A variant of a banking Trojan known as Cridex can communicate with a CAPTCHA-breaking server in order to establish malicious email accounts. Researchers at Websense Security Labs posted a video documenting how Cridex broke a CAPTCHA test and opened a Yahoo email account in six attempts.
Cridex is a data-stealing Trojan that is similar to Zeus in the way it operates: It logs content from Web sessions and alters them to harvest information from the infected user.
Websense Security Labs
The Cridex network grows as it infects new machines via malicious emails. The emails contain links to a Black Hole exploit kit, which attacks vulnerabilities in Web browsers and plug-ins. If successful, the kit downloads Cridex onto the machine.

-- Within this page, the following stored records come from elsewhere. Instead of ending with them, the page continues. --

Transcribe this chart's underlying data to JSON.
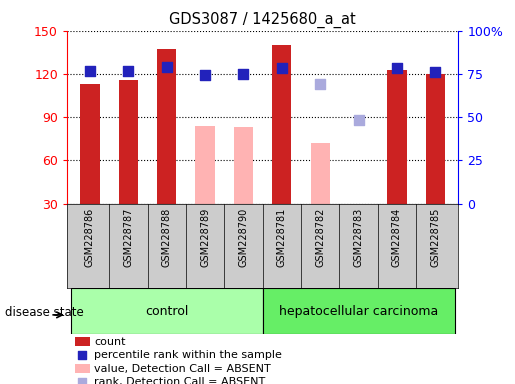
{
  "title": "GDS3087 / 1425680_a_at",
  "samples": [
    "GSM228786",
    "GSM228787",
    "GSM228788",
    "GSM228789",
    "GSM228790",
    "GSM228781",
    "GSM228782",
    "GSM228783",
    "GSM228784",
    "GSM228785"
  ],
  "bar_values": [
    113,
    116,
    137,
    84,
    83,
    140,
    72,
    30,
    123,
    120
  ],
  "bar_absent": [
    false,
    false,
    false,
    true,
    true,
    false,
    true,
    false,
    false,
    false
  ],
  "dot_values": [
    122,
    122,
    125,
    119,
    120,
    124,
    113,
    88,
    124,
    121
  ],
  "dot_absent": [
    false,
    false,
    false,
    false,
    false,
    false,
    true,
    true,
    false,
    false
  ],
  "bar_color_present": "#cc2222",
  "bar_color_absent": "#ffb3b3",
  "dot_color_present": "#2222bb",
  "dot_color_absent": "#aaaadd",
  "ylim_left": [
    30,
    150
  ],
  "ylim_right": [
    0,
    100
  ],
  "yticks_left": [
    30,
    60,
    90,
    120,
    150
  ],
  "yticks_right": [
    0,
    25,
    50,
    75,
    100
  ],
  "ytick_labels_right": [
    "0",
    "25",
    "50",
    "75",
    "100%"
  ],
  "ytick_labels_left": [
    "30",
    "60",
    "90",
    "120",
    "150"
  ],
  "control_color": "#aaffaa",
  "hep_color": "#66ee66",
  "bar_width": 0.5,
  "dot_size": 55,
  "figsize": [
    5.15,
    3.84
  ],
  "dpi": 100
}
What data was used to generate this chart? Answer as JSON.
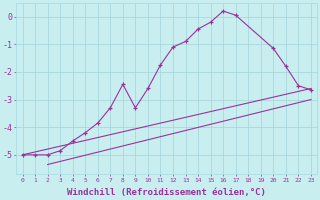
{
  "background_color": "#c8eef0",
  "grid_color": "#a8d8dc",
  "line_color": "#993399",
  "xlabel": "Windchill (Refroidissement éolien,°C)",
  "xlabel_fontsize": 6.5,
  "ylabel_ticks": [
    0,
    -1,
    -2,
    -3,
    -4,
    -5
  ],
  "xlim": [
    -0.5,
    23.5
  ],
  "ylim": [
    -5.7,
    0.5
  ],
  "series": [
    {
      "comment": "straight line 1 - from (0,-5) to (23,-2.6)",
      "x": [
        0,
        23
      ],
      "y": [
        -5.0,
        -2.6
      ],
      "has_markers": false
    },
    {
      "x": [
        2,
        23
      ],
      "y": [
        -5.35,
        -3.0
      ],
      "has_markers": false
    },
    {
      "x": [
        0,
        1,
        2,
        3,
        4,
        5,
        6,
        7,
        8,
        9,
        10,
        11,
        12,
        13,
        14,
        15,
        16,
        17,
        20,
        21,
        22,
        23
      ],
      "y": [
        -5.0,
        -5.0,
        -5.0,
        -4.85,
        -4.5,
        -4.2,
        -3.85,
        -3.3,
        -2.45,
        -3.3,
        -2.6,
        -1.75,
        -1.1,
        -0.9,
        -0.45,
        -0.2,
        0.2,
        0.05,
        -1.15,
        -1.8,
        -2.5,
        -2.65
      ],
      "has_markers": true
    }
  ]
}
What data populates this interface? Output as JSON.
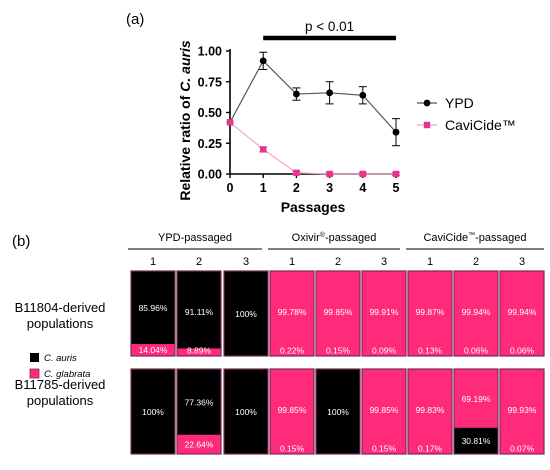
{
  "panel_a_label": "(a)",
  "panel_b_label": "(b)",
  "colors": {
    "ypd": "#000000",
    "cavicide": "#e8348c",
    "ypd_line": "#555555",
    "cavicide_line": "#f2a6c8",
    "c_auris_cell": "#000000",
    "c_glabrata_cell": "#ff2a7a",
    "heat_border": "#7a2a55"
  },
  "chart_data": [
    {
      "type": "line",
      "title": "",
      "xlabel": "Passages",
      "ylabel_prefix": "Relative ratio of ",
      "ylabel_species": "C. auris",
      "x": [
        0,
        1,
        2,
        3,
        4,
        5
      ],
      "xlim": [
        0,
        5
      ],
      "ylim": [
        0,
        1.0
      ],
      "yticks": [
        "0.00",
        "0.25",
        "0.50",
        "0.75",
        "1.00"
      ],
      "xticks": [
        "0",
        "1",
        "2",
        "3",
        "4",
        "5"
      ],
      "significance": {
        "label": "p < 0.01",
        "x_from": 1,
        "x_to": 5
      },
      "legend_position": "right",
      "series": [
        {
          "name": "YPD",
          "marker": "circle",
          "values": [
            0.42,
            0.92,
            0.65,
            0.66,
            0.64,
            0.34
          ],
          "errors": [
            0,
            0.07,
            0.05,
            0.09,
            0.07,
            0.11
          ]
        },
        {
          "name": "CaviCide™",
          "marker": "square",
          "values": [
            0.42,
            0.2,
            0.01,
            0.0,
            0.0,
            0.0
          ],
          "errors": [
            0,
            0.02,
            0.01,
            0.01,
            0.01,
            0.01
          ]
        }
      ]
    },
    {
      "type": "heatmap",
      "groups": [
        {
          "label": "YPD-passaged",
          "superscript": "",
          "suffix": ""
        },
        {
          "label": "Oxivir",
          "superscript": "®",
          "suffix": "-passaged"
        },
        {
          "label": "CaviCide",
          "superscript": "™",
          "suffix": "-passaged"
        }
      ],
      "columns": [
        "1",
        "2",
        "3",
        "1",
        "2",
        "3",
        "1",
        "2",
        "3"
      ],
      "rows": [
        {
          "label_lines": [
            "B11804-derived",
            "populations"
          ]
        },
        {
          "label_lines": [
            "B11785-derived",
            "populations"
          ]
        }
      ],
      "legend": [
        "C. auris",
        "C. glabrata"
      ],
      "cells": [
        [
          {
            "c_auris": 85.96,
            "c_glabrata": 14.04,
            "auris_label": "85.96%",
            "glabrata_label": "14.04%"
          },
          {
            "c_auris": 91.11,
            "c_glabrata": 8.89,
            "auris_label": "91.11%",
            "glabrata_label": "8.89%"
          },
          {
            "c_auris": 100,
            "c_glabrata": 0,
            "auris_label": "100%",
            "glabrata_label": ""
          },
          {
            "c_auris": 0.22,
            "c_glabrata": 99.78,
            "auris_label": "0.22%",
            "glabrata_label": "99.78%"
          },
          {
            "c_auris": 0.15,
            "c_glabrata": 99.85,
            "auris_label": "0.15%",
            "glabrata_label": "99.85%"
          },
          {
            "c_auris": 0.09,
            "c_glabrata": 99.91,
            "auris_label": "0.09%",
            "glabrata_label": "99.91%"
          },
          {
            "c_auris": 0.13,
            "c_glabrata": 99.87,
            "auris_label": "0.13%",
            "glabrata_label": "99.87%"
          },
          {
            "c_auris": 0.06,
            "c_glabrata": 99.94,
            "auris_label": "0.06%",
            "glabrata_label": "99.94%"
          },
          {
            "c_auris": 0.06,
            "c_glabrata": 99.94,
            "auris_label": "0.06%",
            "glabrata_label": "99.94%"
          }
        ],
        [
          {
            "c_auris": 100,
            "c_glabrata": 0,
            "auris_label": "100%",
            "glabrata_label": ""
          },
          {
            "c_auris": 77.36,
            "c_glabrata": 22.64,
            "auris_label": "77.36%",
            "glabrata_label": "22.64%"
          },
          {
            "c_auris": 100,
            "c_glabrata": 0,
            "auris_label": "100%",
            "glabrata_label": ""
          },
          {
            "c_auris": 0.15,
            "c_glabrata": 99.85,
            "auris_label": "0.15%",
            "glabrata_label": "99.85%"
          },
          {
            "c_auris": 100,
            "c_glabrata": 0,
            "auris_label": "100%",
            "glabrata_label": ""
          },
          {
            "c_auris": 0.15,
            "c_glabrata": 99.85,
            "auris_label": "0.15%",
            "glabrata_label": "99.85%"
          },
          {
            "c_auris": 0.17,
            "c_glabrata": 99.83,
            "auris_label": "0.17%",
            "glabrata_label": "99.83%"
          },
          {
            "c_auris": 30.81,
            "c_glabrata": 69.19,
            "auris_label": "30.81%",
            "glabrata_label": "69.19%"
          },
          {
            "c_auris": 0.07,
            "c_glabrata": 99.93,
            "auris_label": "0.07%",
            "glabrata_label": "99.93%"
          }
        ]
      ]
    }
  ]
}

“Cridex is a data-stealing Trojan that is similar to Zeus in the way it operates: It logs content from Web sessions and alters them to harvest information from the infected user,” according to the Websense Security Labs blog.
Cridex targets information from platforms like Facebook, Twitter and several online banking services. That data is then sent to a remote server.
Finally, it uses the infected machine to grow the size of the bot.
According to Websense, the Trojan “opens Web sessions to online mail services and registers new email accounts that are later used by the bot to send spam/malicious emails.”
Cridex cannot run without a successful attack by the Black Hole exploit kit. Machines with updated Web browsers and applications, as well as the latest antivirus software, should be protected, Websense said.